Color-Changing Mood Ring

As Confucius once said, “Real knowledge is to know the extent of one’s ignorance.” While there were many products in the 1990s that promised individual enlightenment, none were as convenient or cute as the color-changing mood ring. Marketed as a way to put us in touch with our emotional selves, mood rings revealed our inner emotional state via a color-changing stone in a ring setting. Created by New York inventors Josh Reynolds and Maris Ambats in 1975, the original mood ring retailed for $45. In the 1990s, mood rings went through a bit of a revival, and cheaper materials and fabrications made them easier to mass-produce. 

Mood ring stones were traditionally round or oval and set in a silver-colored ring setting. The actual stone contained thermochromic liquid crystals, which would change colors based on the temperature of the person wearing them. An accompanying chart would help the wearer determine the meaning associated with the color of their ring. Amber was correlated with feelings of nervousness and feeling unsettled. At the same time, green and blue were the baseline colors for calm and relaxed. A violet-colored ring meant that you were passionate, very happy or excited, and grey and black indicated anxiety or unhappiness. A black ring could also suggest that your ring was broken. 

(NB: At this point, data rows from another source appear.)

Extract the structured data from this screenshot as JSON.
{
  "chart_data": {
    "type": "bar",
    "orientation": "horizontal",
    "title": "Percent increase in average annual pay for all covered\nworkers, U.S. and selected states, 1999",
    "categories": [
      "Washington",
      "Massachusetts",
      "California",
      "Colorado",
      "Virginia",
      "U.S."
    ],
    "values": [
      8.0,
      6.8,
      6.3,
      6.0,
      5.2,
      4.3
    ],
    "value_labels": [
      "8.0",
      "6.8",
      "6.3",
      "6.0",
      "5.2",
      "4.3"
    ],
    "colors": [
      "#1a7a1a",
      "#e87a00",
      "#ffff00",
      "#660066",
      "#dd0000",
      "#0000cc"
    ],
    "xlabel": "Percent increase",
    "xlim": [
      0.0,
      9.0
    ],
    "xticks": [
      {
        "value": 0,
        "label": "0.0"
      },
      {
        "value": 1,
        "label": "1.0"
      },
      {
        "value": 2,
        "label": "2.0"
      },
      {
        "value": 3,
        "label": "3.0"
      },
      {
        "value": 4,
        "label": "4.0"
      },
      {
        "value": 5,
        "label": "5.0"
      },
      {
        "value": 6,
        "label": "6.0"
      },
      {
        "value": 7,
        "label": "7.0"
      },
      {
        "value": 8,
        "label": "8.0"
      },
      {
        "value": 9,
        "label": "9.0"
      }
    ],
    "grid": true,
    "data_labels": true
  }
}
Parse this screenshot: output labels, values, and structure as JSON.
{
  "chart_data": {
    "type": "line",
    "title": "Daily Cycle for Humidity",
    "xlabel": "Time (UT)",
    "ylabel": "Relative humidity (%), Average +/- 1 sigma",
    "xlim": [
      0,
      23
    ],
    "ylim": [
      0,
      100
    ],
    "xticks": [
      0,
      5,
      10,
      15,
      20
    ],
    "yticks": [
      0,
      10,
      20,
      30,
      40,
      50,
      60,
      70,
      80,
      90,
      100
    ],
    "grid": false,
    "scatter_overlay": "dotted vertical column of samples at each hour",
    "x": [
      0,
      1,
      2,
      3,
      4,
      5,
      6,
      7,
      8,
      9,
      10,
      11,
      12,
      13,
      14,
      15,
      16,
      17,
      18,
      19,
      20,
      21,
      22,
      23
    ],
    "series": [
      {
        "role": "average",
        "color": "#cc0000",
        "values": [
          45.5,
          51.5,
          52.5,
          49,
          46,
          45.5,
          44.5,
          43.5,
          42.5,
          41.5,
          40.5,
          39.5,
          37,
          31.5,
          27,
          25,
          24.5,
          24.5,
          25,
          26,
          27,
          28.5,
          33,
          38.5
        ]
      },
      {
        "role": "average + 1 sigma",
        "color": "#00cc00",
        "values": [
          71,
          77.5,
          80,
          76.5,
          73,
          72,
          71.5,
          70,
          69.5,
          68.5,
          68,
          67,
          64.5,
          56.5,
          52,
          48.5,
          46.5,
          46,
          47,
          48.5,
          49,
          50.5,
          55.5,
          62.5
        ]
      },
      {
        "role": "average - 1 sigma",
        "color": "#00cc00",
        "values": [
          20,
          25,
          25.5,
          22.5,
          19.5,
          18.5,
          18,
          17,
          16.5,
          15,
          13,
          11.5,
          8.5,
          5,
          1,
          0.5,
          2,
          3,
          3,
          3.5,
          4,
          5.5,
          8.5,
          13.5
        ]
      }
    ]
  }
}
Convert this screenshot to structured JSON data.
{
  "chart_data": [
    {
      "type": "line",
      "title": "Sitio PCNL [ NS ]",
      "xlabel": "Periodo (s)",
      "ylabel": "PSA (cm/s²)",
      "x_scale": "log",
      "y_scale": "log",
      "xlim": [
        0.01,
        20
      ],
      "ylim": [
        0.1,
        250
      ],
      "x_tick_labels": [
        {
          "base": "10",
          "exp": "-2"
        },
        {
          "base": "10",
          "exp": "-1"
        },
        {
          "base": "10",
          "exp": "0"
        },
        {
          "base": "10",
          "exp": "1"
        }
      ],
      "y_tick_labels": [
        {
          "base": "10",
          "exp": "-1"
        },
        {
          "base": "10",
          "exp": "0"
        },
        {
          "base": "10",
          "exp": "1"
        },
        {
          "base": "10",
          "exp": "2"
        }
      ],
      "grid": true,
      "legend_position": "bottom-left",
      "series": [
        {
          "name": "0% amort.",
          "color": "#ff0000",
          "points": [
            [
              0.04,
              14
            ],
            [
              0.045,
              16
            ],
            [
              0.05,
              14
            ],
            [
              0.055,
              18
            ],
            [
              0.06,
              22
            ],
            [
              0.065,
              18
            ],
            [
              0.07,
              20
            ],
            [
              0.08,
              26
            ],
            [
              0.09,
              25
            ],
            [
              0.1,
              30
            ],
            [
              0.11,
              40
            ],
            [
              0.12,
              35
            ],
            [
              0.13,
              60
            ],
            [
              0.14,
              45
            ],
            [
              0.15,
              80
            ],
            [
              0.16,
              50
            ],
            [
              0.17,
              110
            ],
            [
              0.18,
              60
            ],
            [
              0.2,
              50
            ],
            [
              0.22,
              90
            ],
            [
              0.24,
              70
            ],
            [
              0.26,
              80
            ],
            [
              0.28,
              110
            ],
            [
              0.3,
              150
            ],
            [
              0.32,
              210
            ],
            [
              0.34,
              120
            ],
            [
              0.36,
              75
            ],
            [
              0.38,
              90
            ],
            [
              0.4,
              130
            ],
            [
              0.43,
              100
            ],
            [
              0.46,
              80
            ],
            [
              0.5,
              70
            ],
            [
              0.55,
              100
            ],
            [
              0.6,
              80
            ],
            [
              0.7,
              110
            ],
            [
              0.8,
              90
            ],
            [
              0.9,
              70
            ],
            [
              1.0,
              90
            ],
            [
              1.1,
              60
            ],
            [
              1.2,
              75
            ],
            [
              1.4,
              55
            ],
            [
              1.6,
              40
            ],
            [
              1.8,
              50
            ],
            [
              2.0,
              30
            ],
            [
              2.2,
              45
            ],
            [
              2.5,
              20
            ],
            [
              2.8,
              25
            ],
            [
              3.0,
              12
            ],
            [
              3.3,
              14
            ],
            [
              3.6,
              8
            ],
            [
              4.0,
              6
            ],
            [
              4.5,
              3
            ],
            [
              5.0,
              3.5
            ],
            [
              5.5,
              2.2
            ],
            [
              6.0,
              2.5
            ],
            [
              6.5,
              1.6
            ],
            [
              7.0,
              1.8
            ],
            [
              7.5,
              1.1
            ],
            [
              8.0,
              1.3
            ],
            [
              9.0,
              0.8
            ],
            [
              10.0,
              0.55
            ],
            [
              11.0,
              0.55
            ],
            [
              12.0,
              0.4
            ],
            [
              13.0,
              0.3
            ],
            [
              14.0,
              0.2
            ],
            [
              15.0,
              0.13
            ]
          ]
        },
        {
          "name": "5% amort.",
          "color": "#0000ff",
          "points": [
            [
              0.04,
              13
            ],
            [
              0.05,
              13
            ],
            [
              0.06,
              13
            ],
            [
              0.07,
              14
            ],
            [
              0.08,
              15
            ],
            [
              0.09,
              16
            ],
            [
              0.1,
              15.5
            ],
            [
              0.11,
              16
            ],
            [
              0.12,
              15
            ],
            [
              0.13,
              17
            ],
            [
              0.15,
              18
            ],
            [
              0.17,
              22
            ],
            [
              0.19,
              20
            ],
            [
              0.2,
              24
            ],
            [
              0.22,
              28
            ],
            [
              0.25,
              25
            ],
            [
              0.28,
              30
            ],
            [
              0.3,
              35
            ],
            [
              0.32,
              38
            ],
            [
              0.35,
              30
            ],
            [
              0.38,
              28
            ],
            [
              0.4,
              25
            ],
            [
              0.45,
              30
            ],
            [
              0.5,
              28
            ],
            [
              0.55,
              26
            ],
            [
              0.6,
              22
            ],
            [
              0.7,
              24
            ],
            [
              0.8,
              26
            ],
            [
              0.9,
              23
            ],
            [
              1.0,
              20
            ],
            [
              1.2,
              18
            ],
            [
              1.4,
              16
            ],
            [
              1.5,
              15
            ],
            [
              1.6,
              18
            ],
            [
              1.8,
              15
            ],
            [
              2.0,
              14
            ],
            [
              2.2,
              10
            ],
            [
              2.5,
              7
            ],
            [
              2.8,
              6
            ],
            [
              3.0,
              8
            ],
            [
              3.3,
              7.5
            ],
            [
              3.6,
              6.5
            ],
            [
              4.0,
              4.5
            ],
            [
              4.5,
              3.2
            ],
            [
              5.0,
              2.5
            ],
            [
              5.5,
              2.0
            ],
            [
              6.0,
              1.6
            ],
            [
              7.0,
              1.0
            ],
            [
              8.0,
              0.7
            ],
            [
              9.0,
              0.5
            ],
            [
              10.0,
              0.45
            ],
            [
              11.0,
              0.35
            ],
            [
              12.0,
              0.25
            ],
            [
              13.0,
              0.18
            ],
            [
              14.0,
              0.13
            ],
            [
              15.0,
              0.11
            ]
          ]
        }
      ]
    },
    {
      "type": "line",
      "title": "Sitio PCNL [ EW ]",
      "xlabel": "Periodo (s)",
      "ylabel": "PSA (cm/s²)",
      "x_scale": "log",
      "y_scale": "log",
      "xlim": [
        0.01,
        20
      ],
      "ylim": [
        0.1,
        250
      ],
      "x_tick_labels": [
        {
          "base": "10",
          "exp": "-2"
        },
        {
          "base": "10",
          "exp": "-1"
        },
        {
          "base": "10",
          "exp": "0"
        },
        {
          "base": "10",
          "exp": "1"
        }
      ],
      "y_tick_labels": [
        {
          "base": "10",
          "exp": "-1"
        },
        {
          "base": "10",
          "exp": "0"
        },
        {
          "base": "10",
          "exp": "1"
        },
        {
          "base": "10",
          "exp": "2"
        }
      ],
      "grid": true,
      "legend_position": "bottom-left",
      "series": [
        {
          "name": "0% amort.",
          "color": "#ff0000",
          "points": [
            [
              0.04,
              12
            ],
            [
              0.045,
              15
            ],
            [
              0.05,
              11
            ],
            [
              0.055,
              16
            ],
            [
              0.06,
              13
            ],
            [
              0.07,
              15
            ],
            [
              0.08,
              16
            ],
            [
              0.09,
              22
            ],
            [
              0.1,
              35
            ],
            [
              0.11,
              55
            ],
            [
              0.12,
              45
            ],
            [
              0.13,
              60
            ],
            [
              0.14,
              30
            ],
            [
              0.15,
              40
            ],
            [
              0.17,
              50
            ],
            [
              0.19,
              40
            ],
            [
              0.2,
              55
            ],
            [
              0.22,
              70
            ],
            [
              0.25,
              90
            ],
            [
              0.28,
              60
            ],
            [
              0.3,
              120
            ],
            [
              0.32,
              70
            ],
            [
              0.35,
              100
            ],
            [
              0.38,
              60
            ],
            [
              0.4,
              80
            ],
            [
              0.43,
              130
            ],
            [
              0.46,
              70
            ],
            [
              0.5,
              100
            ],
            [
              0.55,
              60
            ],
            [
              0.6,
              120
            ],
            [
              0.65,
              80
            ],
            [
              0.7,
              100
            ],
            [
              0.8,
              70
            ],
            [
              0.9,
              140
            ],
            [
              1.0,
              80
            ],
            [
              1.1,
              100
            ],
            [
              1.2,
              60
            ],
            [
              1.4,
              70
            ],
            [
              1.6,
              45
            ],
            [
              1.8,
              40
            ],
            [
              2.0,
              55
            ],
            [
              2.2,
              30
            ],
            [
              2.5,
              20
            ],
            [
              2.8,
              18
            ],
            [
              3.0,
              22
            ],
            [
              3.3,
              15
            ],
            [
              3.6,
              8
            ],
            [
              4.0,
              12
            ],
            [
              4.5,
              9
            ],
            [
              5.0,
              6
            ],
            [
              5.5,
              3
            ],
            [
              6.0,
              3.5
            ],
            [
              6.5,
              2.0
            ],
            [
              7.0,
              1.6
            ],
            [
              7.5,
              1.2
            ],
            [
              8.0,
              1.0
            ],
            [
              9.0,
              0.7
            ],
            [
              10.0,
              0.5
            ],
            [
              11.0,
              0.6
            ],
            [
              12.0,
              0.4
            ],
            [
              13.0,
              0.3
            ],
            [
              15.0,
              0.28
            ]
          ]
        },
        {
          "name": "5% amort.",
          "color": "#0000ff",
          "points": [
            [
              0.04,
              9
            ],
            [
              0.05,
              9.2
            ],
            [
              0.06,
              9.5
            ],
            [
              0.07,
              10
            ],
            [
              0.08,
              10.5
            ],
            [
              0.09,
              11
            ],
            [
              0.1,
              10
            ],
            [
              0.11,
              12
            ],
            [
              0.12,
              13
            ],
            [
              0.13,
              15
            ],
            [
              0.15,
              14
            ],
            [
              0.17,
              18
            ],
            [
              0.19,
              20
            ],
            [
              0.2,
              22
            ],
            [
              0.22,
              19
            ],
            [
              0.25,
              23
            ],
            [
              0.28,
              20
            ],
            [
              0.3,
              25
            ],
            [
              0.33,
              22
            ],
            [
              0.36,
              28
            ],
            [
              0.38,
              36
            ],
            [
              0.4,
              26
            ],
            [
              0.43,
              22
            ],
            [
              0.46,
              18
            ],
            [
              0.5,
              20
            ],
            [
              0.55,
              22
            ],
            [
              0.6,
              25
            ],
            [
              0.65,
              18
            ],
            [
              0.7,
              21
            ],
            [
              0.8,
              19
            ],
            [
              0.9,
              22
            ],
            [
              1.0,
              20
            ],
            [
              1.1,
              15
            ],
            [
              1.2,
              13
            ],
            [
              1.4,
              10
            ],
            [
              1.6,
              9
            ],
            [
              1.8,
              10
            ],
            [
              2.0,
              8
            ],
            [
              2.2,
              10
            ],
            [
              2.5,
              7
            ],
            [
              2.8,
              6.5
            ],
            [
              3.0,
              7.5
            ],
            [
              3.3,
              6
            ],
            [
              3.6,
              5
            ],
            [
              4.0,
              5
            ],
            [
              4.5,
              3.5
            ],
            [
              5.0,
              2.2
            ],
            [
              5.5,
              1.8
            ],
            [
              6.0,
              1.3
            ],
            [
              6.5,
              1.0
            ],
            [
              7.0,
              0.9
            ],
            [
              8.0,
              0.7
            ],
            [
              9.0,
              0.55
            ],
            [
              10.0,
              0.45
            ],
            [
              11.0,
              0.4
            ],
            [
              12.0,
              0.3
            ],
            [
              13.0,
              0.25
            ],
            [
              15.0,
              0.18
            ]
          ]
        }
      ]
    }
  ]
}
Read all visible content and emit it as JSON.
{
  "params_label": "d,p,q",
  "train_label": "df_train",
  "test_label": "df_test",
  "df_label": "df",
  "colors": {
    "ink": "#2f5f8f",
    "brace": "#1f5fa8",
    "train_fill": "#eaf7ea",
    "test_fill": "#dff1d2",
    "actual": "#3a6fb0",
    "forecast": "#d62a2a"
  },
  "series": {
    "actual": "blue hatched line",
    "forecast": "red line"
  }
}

The original idea for the ring was based partially on science. Changes in internal body temperature can be associated with a range of different emotions. As the ring color responded to the warmth of the wearer, it theoretically could be aligned with the corresponding emotional temperature. However, creators did not control for external temperatures, and, in general, jewelry is a poor indicator of the complexities of the human heart.